Comment est née l’envie de faire ce film ?
C’est d’abord une révolte par rapport à l’instrumentalisation du ventre des femmes, jamais dans l’histoire humaine cette limite n’avait été franchie, et une inquiétude. Mon enquête au départ se focalise sur les États Unis et l’Inde où le “marché” de la GPA - car il s’agit bien d’un marché- est très porteur" et fonctionne selon les règles violentes du marché réduisant la femme qui porte l’enfant a un “ventre à louer”. Il est très important de distinguer cet aspect, de ne pas faire d’amalgame. Puisque la pratique existe, j’ai voulu poser ma caméra, dans un pays où la question de la marchandisation n’interfère pas et où il s’agira non d’une transaction matérielle mais d’une transaction symbolique. En Belgique, la GPA est autorisée à condition qu’elle ne soit pas commerciale. La mère porteuse est une mère porteuse relationnelle, une sœur souvent, une amie parfois. Je souhaitais lui donner un corps, la faire entendre, comprendre ce qui se joue pour elle et l’empreinte que cela laissera dans sa vie, le titre initial était " L’empreinte ".

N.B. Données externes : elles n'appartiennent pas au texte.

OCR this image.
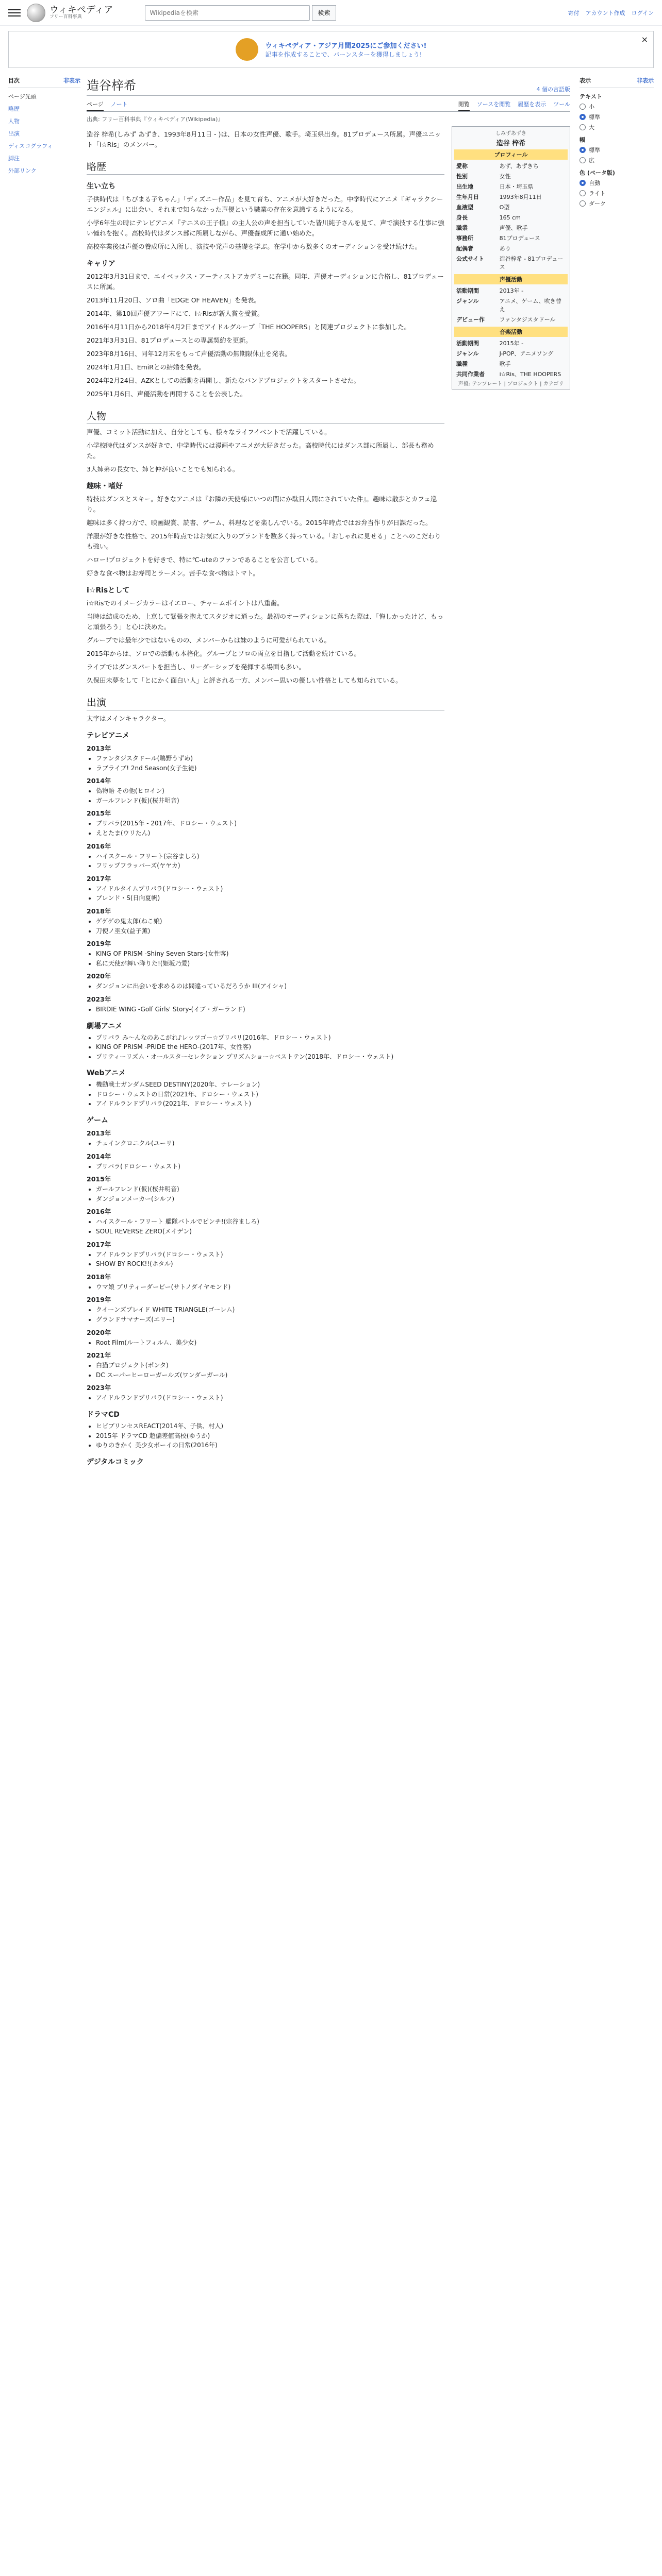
ウィキペディア
フリー百科事典
Wikipediaを検索
検索	寄付 アカウント作成 ログイン
ウィキペディア・アジア月間2025にご参加ください!
記事を作成することで、バーンスターを獲得しましょう!
×
目次	非表示
ページ先頭
略歴
人物
出演
ディスコグラフィ
脚注
外部リンク
造谷梓希	4 個の言語版
ページ ノート	閲覧 ソースを閲覧 履歴を表示 ツール
出典: フリー百科事典『ウィキペディア(Wikipedia)』

造谷 梓希(しみず あずき、1993年8月11日 - )は、日本の女性声優、歌手。埼玉県出身。81プロデュース所属。声優ユニット「i☆Ris」のメンバー。

略歴
生い立ち

子供時代は「ちびまる子ちゃん」「ディズニー作品」を見て育ち、アニメが大好きだった。中学時代にアニメ『ギャラクシーエンジェル』に出会い、それまで知らなかった声優という職業の存在を意識するようになる。

小学6年生の時にテレビアニメ『テニスの王子様』の主人公の声を担当していた皆川純子さんを見て、声で演技する仕事に強い憧れを抱く。高校時代はダンス部に所属しながら、声優養成所に通い始めた。

高校卒業後は声優の養成所に入所し、演技や発声の基礎を学ぶ。在学中から数多くのオーディションを受け続けた。

キャリア

2012年3月31日まで、エイベックス・アーティストアカデミーに在籍。同年、声優オーディションに合格し、81プロデュースに所属。

2013年11月20日、ソロ曲「EDGE OF HEAVEN」を発表。

2014年、第10回声優アワードにて、i☆Risが新人賞を受賞。

2016年4月11日から2018年4月2日までアイドルグループ「THE HOOPERS」と関連プロジェクトに参加した。

2021年3月31日、81プロデュースとの専属契約を更新。

2023年8月16日、同年12月末をもって声優活動の無期限休止を発表。

2024年1月1日、EmiRとの結婚を発表。

2024年2月24日、AZKとしての活動を再開し、新たなバンドプロジェクトをスタートさせた。

2025年1月6日、声優活動を再開することを公表した。

人物

声優、コミット活動に加え、自分としても、様々なライフイベントで活躍している。

小学校時代はダンスが好きで、中学時代には漫画やアニメが大好きだった。高校時代にはダンス部に所属し、部長も務めた。

3人姉弟の長女で、姉と仲が良いことでも知られる。

趣味・嗜好

特技はダンスとスキー。好きなアニメは『お隣の天使様にいつの間にか駄目人間にされていた件』。趣味は散歩とカフェ巡り。

趣味は多く持つ方で、映画観賞、読書、ゲーム、料理などを楽しんでいる。2015年時点ではお弁当作りが日課だった。

洋服が好きな性格で、2015年時点ではお気に入りのブランドを数多く持っている。「おしゃれに見せる」ことへのこだわりも強い。

ハロー!プロジェクトを好きで、特に℃-uteのファンであることを公言している。

好きな食べ物はお寿司とラーメン。苦手な食べ物はトマト。

i☆Risとして

i☆Risでのイメージカラーはイエロー、チャームポイントは八重歯。

当時は結成のため、上京して緊張を抱えてスタジオに通った。最初のオーディションに落ちた際は、「悔しかったけど、もっと頑張ろう」と心に決めた。

グループでは最年少ではないものの、メンバーからは妹のように可愛がられている。

2015年からは、ソロでの活動も本格化。グループとソロの両立を目指して活動を続けている。

ライブではダンスパートを担当し、リーダーシップを発揮する場面も多い。

久保田未夢をして「とにかく面白い人」と評される一方、メンバー思いの優しい性格としても知られている。

出演

太字はメインキャラクター。

テレビアニメ
2013年
• ファンタジスタドール(鵜野うずめ)
• ラブライブ! 2nd Season(女子生徒)
2014年
• 偽物語 その他(ヒロイン)
• ガールフレンド(仮)(桜井明音)
2015年
• プリパラ(2015年 - 2017年、ドロシー・ウェスト)
• えとたま(ウリたん)
2016年
• ハイスクール・フリート(宗谷ましろ)
• フリップフラッパーズ(ヤヤカ)
2017年
• アイドルタイムプリパラ(ドロシー・ウェスト)
• ブレンド・S(日向夏帆)
2018年
• ゲゲゲの鬼太郎(ねこ娘)
• 刀使ノ巫女(益子薫)
2019年
• KING OF PRISM -Shiny Seven Stars-(女性客)
• 私に天使が舞い降りた!(姫坂乃愛)
2020年
• ダンジョンに出会いを求めるのは間違っているだろうか III(アイシャ)
2023年
• BIRDIE WING -Golf Girls' Story-(イブ・ガーランド)
劇場アニメ
• プリパラ み〜んなのあこがれ♪レッツゴー☆プリパリ(2016年、ドロシー・ウェスト)
• KING OF PRISM -PRIDE the HERO-(2017年、女性客)
• プリティーリズム・オールスターセレクション プリズムショー☆ベストテン(2018年、ドロシー・ウェスト)
Webアニメ
• 機動戦士ガンダムSEED DESTINY(2020年、ナレーション)
• ドロシー・ウェストの日常(2021年、ドロシー・ウェスト)
• アイドルランドプリパラ(2021年、ドロシー・ウェスト)
ゲーム
2013年
• チェインクロニクル(ユーリ)
2014年
• プリパラ(ドロシー・ウェスト)
2015年
• ガールフレンド(仮)(桜井明音)
• ダンジョンメーカー(シルフ)
2016年
• ハイスクール・フリート 艦隊バトルでピンチ!(宗谷ましろ)
• SOUL REVERSE ZERO(メイデン)
2017年
• アイドルランドプリパラ(ドロシー・ウェスト)
• SHOW BY ROCK!!(ホタル)
2018年
• ウマ娘 プリティーダービー(サトノダイヤモンド)
2019年
• クイーンズブレイド WHITE TRIANGLE(ゴーレム)
• グランドサマナーズ(エリー)
2020年
• Root Film(ルートフィルム、美少女)
2021年
• 白猫プロジェクト(ポンタ)
• DC スーパーヒーローガールズ(ワンダーガール)
2023年
• アイドルランドプリパラ(ドロシー・ウェスト)
ドラマCD
• ヒビプリンセスREACT(2014年、子供、村人)
• 2015年 ドラマCD 超偏差値高校(ゆうか)
• ゆりのきかく 美少女ボーイの日常(2016年)
デジタルコミック
しみずあずき
造谷 梓希
プロフィール
愛称	あず、あずきち
性別	女性
出生地	日本・埼玉県
生年月日	1993年8月11日
血液型	O型
身長	165 cm
職業	声優、歌手
事務所	81プロデュース
配偶者	あり
公式サイト	造谷梓希 - 81プロデュース
声優活動
活動期間	2013年 -
ジャンル	アニメ、ゲーム、吹き替え
デビュー作	ファンタジスタドール
音楽活動
活動期間	2015年 -
ジャンル	J-POP、アニメソング
職種	歌手
共同作業者	i☆Ris、THE HOOPERS
声優: テンプレート | プロジェクト | カテゴリ
表示	非表示
テキスト
小
標準
大
幅
標準
広
色 (ベータ版)
自動
ライト
ダーク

La mère porteuse est une mère porteuse relationnelle, une sœur souvent, une amie parfois. Je souhaitais lui donner un corps, la faire entendre
Après avoir tourné plus d’un an dans ce service au C.H.U St-Pierre, votre regard a-t-il changé sur cette pratique ?
J’ai eu la chance d’être accueillie par l’équipe de Procréation Médicalement Assistée (PMA) de l’hôpital Saint Pierre, je les remercie. Ils ont été exigeants avant d'accueillir ma caméra comme ils le sont face à toute demande de G.P.A qui les engage. Car il s’agit, certes de répondre à la souffrance et je n’imaginais pas voir se déployer un tel spectre de souffrances, mais d’élaborer un cadre précis pour accompagner ces demandes sans engendrer d’autres souffrances. Il faut que chaque terme de l’histoire qui se met en place soit possible du point de vue médical, relationnel, juridique et en particulier veiller tout au long à préserver la place de " sujet " de chacun. Cette équipe remarquable montre que " c’est possible " mais en posant un certain nombre de garde fous.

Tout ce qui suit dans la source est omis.